Metáfora sobre o silêncio, a arte, o saber e o valor das pessoas simples
Diz-se que a Paz caminhava por um vale antigo levando uma lanterna apagada.
As pessoas olhavam-na e pensavam que ela já tinha luz suficiente, pois o seu próprio silêncio iluminava o ambiente. Mas a Paz sabia que aquilo era apenas penumbra, uma luz fraca que não revelava os contornos das coisas.
Cansada de tropeçar no escuro, decidiu procurar quem pudesse ajudá-la a acender a sua lanterna.
A primeira chama foi a Arte
No sopé de uma montanha encontrou a Arte, que pintava o vento com pincéis invisíveis.
A Arte tocou a lanterna da Paz e acendeu nela uma chama azulada.
“Agora tens brilho”, disse ela.
“A minha luz não mostra caminhos, mas desperta sentimentos. Ela faz as pessoas verem o mundo com outros olhos.”
E era verdade: por onde a Paz passava, a chama azul tingia tudo com beleza.
Mas a chama oscilava demasiado. À menor rajada de conflito, sentia-se insegura e tremia.
A segunda chama foi o Saber
A Paz continuou a caminhada e encontrou o Saber sentado junto a uma velha ponte, enrolado em livros e mapas.
“A tua chama é bonita, mas instável”, disse o Saber.
“Deixa-me oferecer-te outra.”
E soprou sobre a lanterna da Paz, acendendo nela uma segunda chama, dourada que era firme, clara, quase como o Sol.
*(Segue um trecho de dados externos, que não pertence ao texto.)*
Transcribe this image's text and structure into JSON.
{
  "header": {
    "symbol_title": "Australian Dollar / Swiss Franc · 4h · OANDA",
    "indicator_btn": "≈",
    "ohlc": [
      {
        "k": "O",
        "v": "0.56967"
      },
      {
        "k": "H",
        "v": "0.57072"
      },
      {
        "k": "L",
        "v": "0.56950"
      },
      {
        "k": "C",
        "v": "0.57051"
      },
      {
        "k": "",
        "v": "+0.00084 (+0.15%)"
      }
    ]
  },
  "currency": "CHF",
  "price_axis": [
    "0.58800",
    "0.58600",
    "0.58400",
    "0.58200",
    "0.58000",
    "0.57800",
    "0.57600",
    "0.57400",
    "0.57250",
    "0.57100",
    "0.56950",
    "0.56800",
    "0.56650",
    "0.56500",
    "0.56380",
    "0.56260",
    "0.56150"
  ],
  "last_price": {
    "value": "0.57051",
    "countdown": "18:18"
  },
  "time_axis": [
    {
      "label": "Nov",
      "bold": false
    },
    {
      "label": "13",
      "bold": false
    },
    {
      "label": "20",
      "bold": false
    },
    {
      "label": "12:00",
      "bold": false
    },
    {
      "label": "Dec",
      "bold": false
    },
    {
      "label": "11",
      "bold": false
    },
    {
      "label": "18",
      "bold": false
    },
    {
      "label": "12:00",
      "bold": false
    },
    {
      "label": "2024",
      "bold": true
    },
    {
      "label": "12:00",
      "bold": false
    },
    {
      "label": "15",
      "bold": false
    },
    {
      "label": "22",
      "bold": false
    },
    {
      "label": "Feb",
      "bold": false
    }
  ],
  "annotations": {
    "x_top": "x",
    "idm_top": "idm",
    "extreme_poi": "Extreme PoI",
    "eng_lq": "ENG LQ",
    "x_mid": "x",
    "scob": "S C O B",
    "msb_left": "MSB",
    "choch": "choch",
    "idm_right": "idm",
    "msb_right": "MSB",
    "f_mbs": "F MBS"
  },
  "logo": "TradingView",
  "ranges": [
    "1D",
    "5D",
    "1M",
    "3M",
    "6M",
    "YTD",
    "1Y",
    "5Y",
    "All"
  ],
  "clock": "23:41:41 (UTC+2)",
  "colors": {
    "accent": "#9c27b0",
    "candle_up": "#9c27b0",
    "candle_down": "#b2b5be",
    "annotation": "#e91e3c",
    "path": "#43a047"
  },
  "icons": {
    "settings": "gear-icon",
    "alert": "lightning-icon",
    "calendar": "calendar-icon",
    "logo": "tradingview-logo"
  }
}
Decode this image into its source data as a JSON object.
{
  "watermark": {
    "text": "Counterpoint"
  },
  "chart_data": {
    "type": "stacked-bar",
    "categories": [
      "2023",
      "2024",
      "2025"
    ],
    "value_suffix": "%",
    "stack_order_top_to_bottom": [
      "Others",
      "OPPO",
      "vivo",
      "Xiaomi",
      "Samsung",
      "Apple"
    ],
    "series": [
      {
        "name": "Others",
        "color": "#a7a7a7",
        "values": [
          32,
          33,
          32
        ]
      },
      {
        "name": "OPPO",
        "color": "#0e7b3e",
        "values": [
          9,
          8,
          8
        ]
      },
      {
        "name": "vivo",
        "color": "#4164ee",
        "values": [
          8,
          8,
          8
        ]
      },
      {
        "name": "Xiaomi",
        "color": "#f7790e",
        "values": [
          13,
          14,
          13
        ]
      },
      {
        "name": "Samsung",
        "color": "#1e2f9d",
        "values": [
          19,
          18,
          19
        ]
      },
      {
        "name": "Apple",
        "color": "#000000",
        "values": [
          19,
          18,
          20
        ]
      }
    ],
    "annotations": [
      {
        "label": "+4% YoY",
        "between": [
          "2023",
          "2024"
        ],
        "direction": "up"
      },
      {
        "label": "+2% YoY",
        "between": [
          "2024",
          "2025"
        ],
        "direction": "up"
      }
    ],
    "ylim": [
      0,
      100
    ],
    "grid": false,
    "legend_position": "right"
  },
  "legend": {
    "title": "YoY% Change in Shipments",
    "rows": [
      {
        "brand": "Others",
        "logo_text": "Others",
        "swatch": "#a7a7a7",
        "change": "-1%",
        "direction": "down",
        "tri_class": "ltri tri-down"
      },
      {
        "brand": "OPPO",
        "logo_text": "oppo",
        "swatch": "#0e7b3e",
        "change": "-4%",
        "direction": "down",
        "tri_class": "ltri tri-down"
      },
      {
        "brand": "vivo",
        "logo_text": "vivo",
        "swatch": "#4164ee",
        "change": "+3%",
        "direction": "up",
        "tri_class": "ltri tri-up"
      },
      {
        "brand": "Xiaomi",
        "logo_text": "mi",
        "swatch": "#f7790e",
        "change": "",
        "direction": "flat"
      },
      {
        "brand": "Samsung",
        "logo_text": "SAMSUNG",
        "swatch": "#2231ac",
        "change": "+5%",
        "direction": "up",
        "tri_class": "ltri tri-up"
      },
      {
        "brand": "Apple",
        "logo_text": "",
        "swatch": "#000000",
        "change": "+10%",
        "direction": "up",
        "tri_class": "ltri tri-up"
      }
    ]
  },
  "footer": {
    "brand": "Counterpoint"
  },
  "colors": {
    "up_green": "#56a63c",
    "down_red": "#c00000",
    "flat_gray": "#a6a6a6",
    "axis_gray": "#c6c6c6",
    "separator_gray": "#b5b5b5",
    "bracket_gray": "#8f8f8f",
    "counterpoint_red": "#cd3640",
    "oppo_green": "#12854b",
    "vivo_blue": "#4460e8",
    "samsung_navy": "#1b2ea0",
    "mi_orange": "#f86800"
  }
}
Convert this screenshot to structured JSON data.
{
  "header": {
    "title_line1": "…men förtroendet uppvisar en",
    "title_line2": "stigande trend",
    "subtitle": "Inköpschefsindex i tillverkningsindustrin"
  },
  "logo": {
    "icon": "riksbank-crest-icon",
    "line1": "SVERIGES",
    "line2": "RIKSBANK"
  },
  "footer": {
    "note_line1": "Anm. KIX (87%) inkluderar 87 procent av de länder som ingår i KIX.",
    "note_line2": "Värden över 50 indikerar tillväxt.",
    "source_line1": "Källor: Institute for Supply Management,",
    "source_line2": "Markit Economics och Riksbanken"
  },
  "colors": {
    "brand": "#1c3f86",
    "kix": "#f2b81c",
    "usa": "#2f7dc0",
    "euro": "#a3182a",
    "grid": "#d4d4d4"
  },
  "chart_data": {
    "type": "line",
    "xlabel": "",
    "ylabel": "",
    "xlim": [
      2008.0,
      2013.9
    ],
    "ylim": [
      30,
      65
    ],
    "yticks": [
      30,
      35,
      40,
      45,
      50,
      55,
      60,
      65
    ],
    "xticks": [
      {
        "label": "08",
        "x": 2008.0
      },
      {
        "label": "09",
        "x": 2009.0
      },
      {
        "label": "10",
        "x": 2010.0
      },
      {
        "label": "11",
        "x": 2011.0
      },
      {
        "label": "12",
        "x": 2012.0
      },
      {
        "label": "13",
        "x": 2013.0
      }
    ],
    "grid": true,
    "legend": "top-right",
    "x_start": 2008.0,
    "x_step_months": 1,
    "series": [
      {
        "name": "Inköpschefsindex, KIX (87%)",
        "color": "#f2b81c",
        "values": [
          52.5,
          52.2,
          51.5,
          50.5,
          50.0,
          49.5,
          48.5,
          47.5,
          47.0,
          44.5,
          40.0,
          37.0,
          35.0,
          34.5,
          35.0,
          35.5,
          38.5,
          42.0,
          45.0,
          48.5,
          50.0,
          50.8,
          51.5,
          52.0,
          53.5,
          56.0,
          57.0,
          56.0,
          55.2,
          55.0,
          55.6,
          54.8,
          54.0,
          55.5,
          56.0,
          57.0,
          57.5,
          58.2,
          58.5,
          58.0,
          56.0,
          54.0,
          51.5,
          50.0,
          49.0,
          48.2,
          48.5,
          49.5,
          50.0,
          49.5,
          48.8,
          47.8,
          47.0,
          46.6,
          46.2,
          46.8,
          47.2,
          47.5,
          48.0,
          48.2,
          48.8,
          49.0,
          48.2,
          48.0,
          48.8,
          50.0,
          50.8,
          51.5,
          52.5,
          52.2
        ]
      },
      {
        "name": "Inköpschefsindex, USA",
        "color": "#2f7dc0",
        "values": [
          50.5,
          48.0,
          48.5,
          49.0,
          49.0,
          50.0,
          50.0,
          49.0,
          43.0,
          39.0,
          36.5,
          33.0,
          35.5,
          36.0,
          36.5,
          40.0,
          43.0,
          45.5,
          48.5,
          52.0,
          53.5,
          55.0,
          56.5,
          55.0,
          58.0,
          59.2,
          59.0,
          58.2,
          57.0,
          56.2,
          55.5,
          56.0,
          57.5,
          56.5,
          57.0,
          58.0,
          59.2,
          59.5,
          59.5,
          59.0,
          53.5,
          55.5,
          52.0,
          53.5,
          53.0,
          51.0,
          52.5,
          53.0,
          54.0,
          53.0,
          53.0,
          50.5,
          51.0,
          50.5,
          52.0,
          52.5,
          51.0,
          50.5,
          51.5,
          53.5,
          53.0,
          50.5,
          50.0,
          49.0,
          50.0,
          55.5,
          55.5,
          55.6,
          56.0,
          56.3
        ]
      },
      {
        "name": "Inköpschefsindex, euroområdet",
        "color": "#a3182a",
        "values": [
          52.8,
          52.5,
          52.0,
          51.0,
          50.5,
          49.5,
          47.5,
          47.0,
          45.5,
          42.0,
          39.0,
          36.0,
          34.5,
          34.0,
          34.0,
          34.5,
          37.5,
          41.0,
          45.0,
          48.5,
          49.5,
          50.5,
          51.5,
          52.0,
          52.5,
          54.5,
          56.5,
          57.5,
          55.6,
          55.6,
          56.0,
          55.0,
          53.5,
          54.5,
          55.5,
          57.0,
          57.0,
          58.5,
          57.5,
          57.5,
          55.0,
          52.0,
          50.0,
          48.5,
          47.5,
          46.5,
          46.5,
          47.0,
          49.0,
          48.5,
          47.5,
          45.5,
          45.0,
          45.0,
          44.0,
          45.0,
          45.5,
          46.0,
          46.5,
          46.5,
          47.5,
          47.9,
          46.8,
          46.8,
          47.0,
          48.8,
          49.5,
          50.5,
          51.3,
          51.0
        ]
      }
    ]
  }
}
“A minha luz ajuda a ver as causas das sombras. Mostra os caminhos, mesmo os que a Arte não sabe nomear.”
A Paz agradeceu, mas perguntou:
“E os que não sabem ler mapas nem se ocupam com livros de muito saber? E os que vivem do que a terra dá e só querem passar o dia sem temores? Não os cegará tanta luz?”
O Saber sorriu benevolente:
“A luz não exige que todos falem sobre tudo. Apenas ilumina para que ninguém se perca. Quem quiser ver verá; quem preferir caminhar devagar terá sempre a sua dignidade intacta.
A terceira chama foi o Silêncio
A Paz seguiu viagem e encontrou o Silêncio junto a um lago parado.
Era discreto, quase invisível, mas ao aproximar-se, a Paz sentiu uma calma profunda.
“Tenho também uma chama para ti”, disse o Silêncio.
E acendeu na lanterna uma pequena brasa branca.
“A minha luz não se vê; sente-se. É o espaço entre as palavras, onde as pessoas simples se recolhem quando o mundo fala demais. Sou o abrigo para quem teme dizer tolices, para quem se sente esmagado por debates que não compreende ou porque simplesmente gosta de ouvir. Sou prudência e prudência também é inteligência.
Então a Paz compreendeu algo essencial: cada chama tinha a prudência e a sua medida.
A Arte iluminava o coração.
O Saber iluminava o entendimento.
O Silêncio iluminava a prudência e a dignidade dos mais simples.
Mas nenhuma das três, sozinha, bastava.
A aldeia da grande luz
Quando a Paz voltou ao vale com a lanterna de três chamas, aconteceu algo extraordinário.
As aldeias foram-se iluminando gradualmente: Os artistas viam melhor o mundo e criavam com mais responsabilidade; os sábios falavam com mais humildade e as pessoas simples já não se sentiam diminuídas, porque perceberam que o seu silêncio não era ignorância, mas um modo legítimo de viver! E assim todos descobriram que só se cresce quando se escuta: escuta-se a arte, o saber e até o silêncio alheio.
A lanterna da Paz tornou-se, então, uma metáfora viva: uma luz feita de três chamas que se equilibram mutuamente, coração, razão e prudência.
E assim, onde quer que ela ande, deixa agora não um silêncio vazio, mas uma luz completa: uma luz onde cada pessoa, instruída ou simples, pode caminhar com dignidade, sem se sentir menor e sem diminuir ninguém.
De facto, a sabedoria não se mede pela altura a que se sobe, mas pela dignidade com que se caminha ao nível de todos.